How about a little Bobby Reid reaction to the Mike Gundy rant... Long read, but worth it...

The lethal combination of testosterone, Red Bull and YouTube got us to this awkward place. It's a place where a coach is a cult figure for hollering: "I'm a man! I'm 40!" And it's a place where a quarterback is a vagabond -- for not hollering back.

Seven months later, the tirade of the century still has legs, and those legs are leaning against a rusted goalpost in Houston. The quarterback's name is Bobby Reid, and if his pulse is quick and his tongue is acid, it's because he's still stewing over the 3-minute, 20-second rant that "basically ended my life."

The problem is, nobody realizes it. He was at a party last fall with a teammate, receiver Adarius Bowman, when two co-eds found out he and Bowman were football players at Oklahoma State.

Co-ed: "Oh! Your coach is such a great guy, the way he stood up for his quarterback!"

Bowman: "This is the boy you're talking about right here. This is Bobby Reid. This is the quarterback."

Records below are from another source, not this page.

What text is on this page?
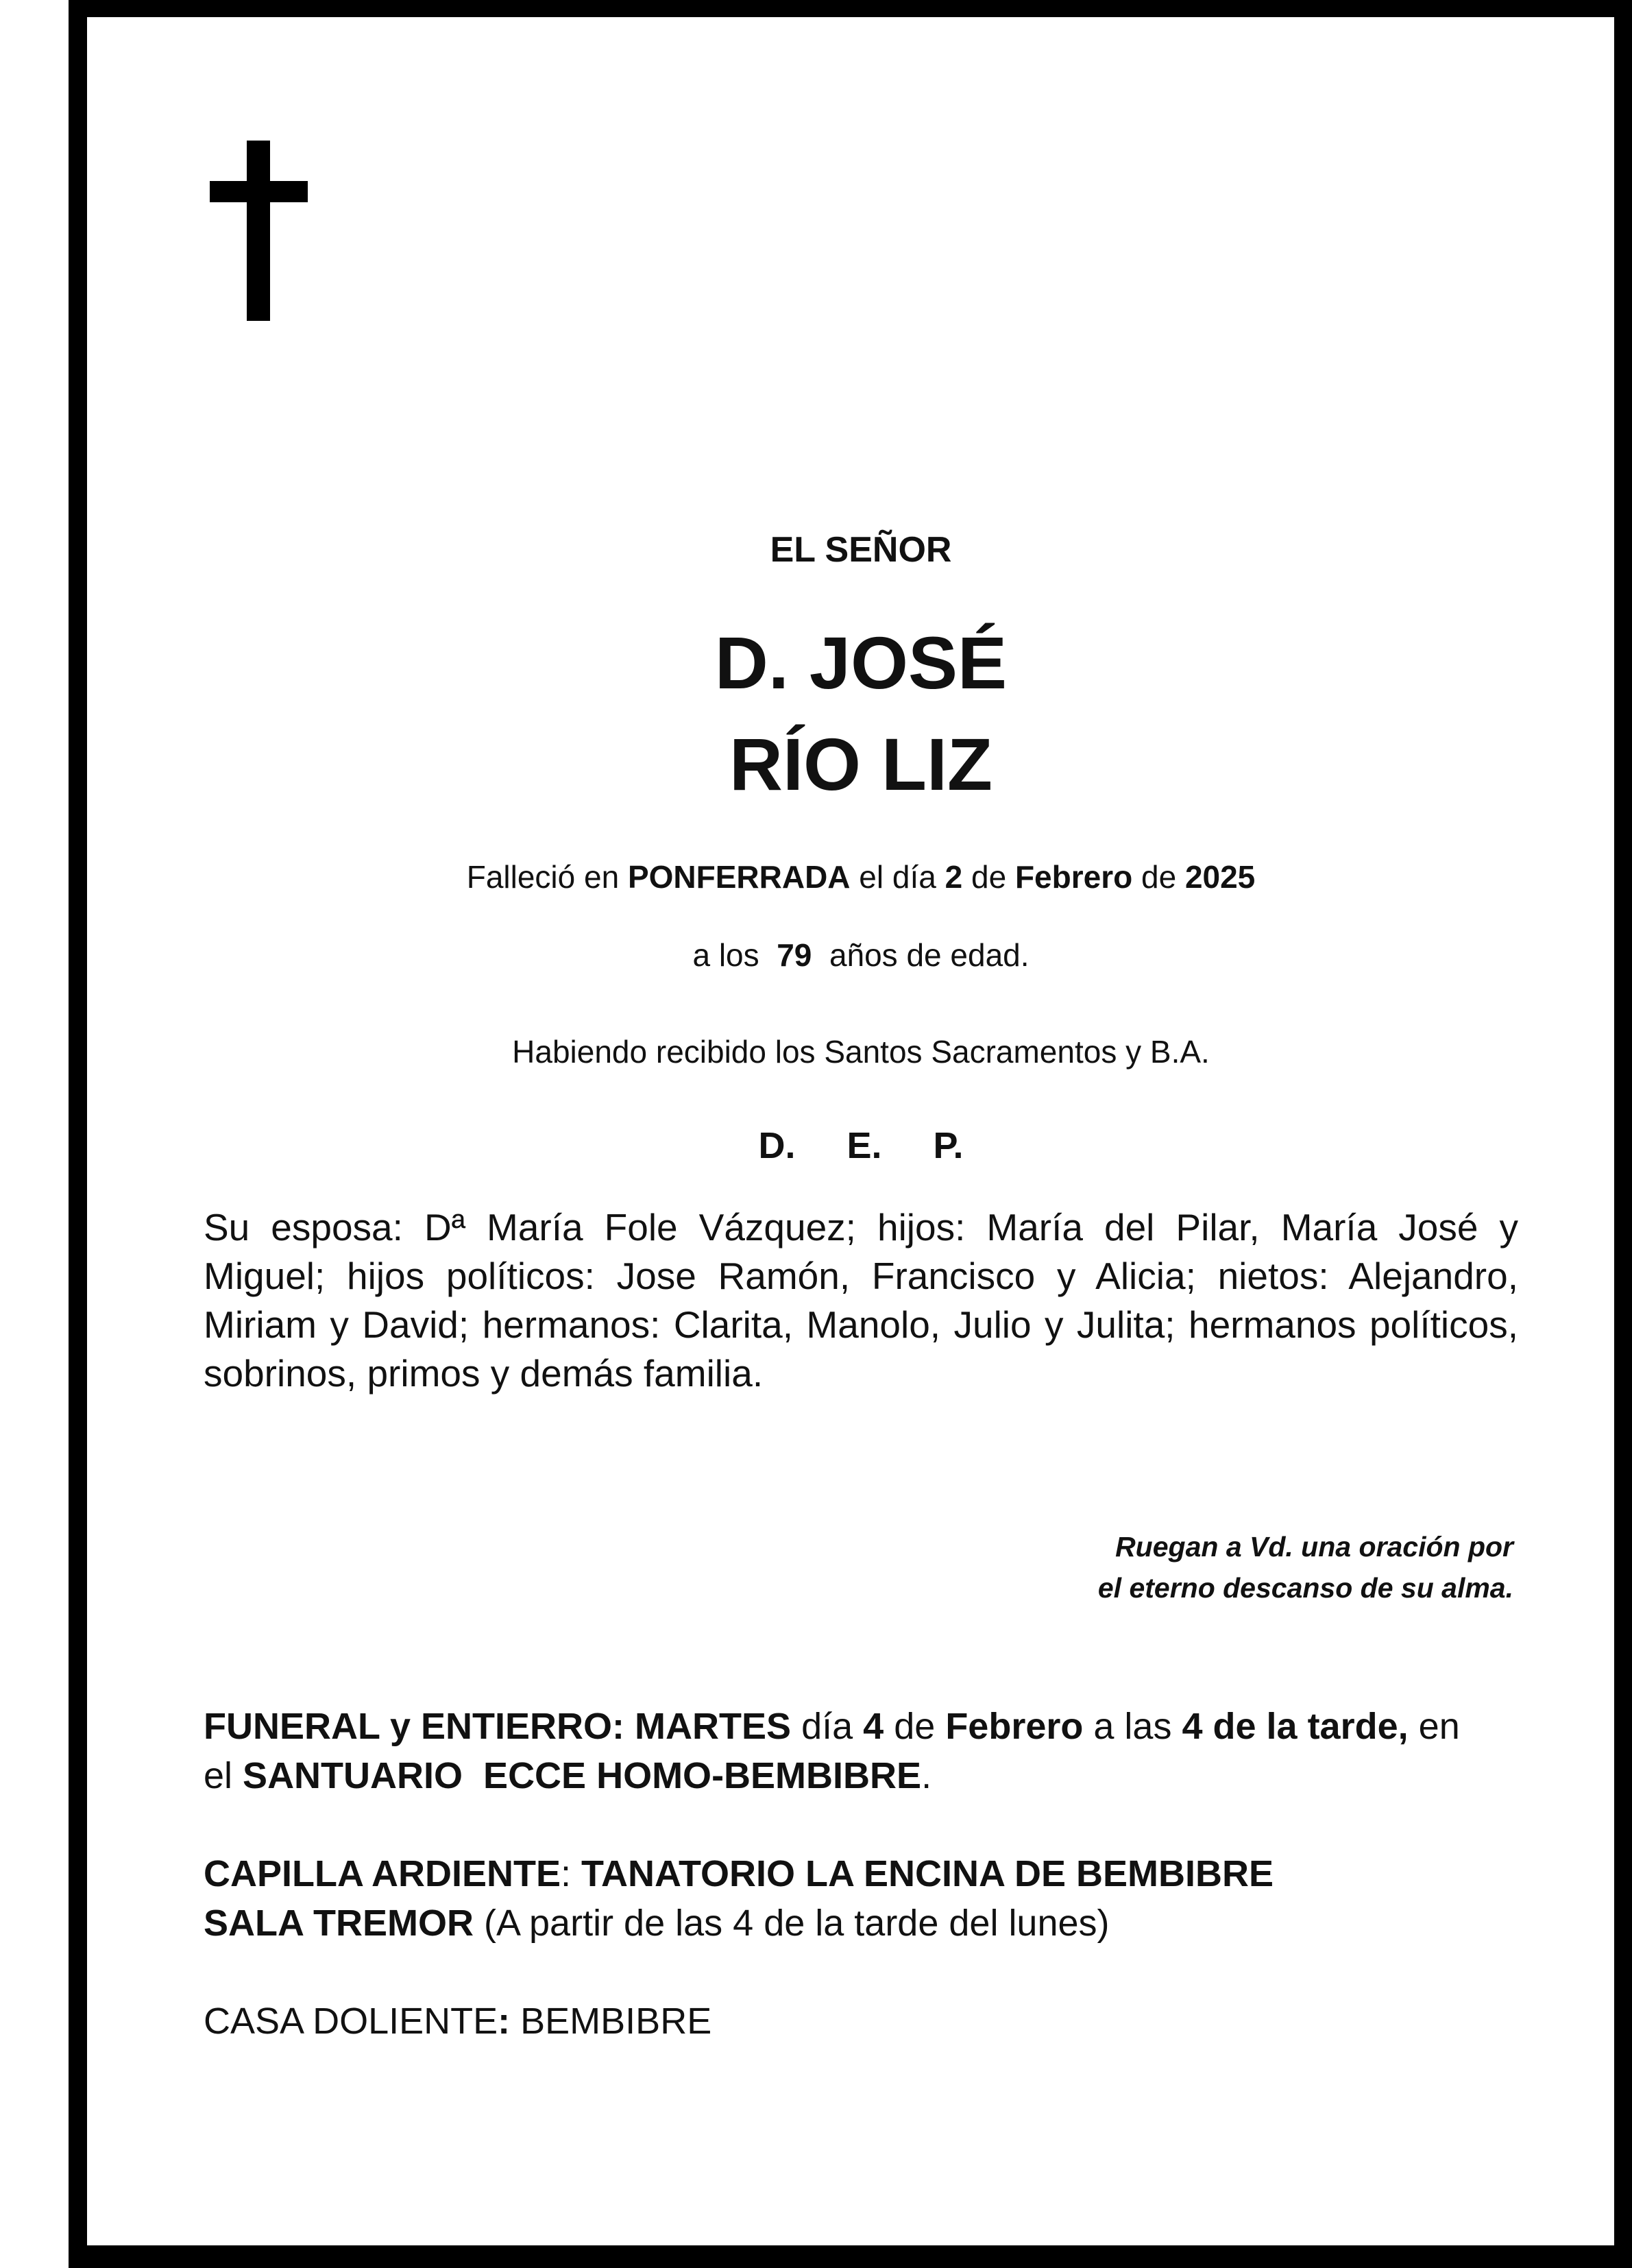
EL SEÑOR
D. JOSÉ
RÍO LIZ
Falleció en PONFERRADA el día 2 de Febrero de 2025
a los 79 años de edad.
Habiendo recibido los Santos Sacramentos y B.A.
D. E. P.
Su esposa: Dª María Fole Vázquez; hijos: María del Pilar, María José y Miguel; hijos políticos: Jose Ramón, Francisco y Alicia; nietos: Alejandro, Miriam y David; hermanos: Clarita, Manolo, Julio y Julita; hermanos políticos, sobrinos, primos y demás familia.
Ruegan a Vd. una oración por
el eterno descanso de su alma.
FUNERAL y ENTIERRO: MARTES día 4 de Febrero a las 4 de la tarde, en
el SANTUARIO  ECCE HOMO-BEMBIBRE.
CAPILLA ARDIENTE: TANATORIO LA ENCINA DE BEMBIBRE
SALA TREMOR (A partir de las 4 de la tarde del lunes)
CASA DOLIENTE: BEMBIBRE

Co-ed: "Well, your coach is such a magnificent man. He's a hero in my book."

Reid: "Sweetheart, pump your brakes. It's not what you think it is. Let me tell you the story."

So he told her a story ...

They built this quarterback in Southern Texas. They dubbed him the next Vince Young, they charted his long passes with a tape measure, and, when he led his Houston high school to the 2003 Class 5A State title, they figured someday he'd be playing on Sundays.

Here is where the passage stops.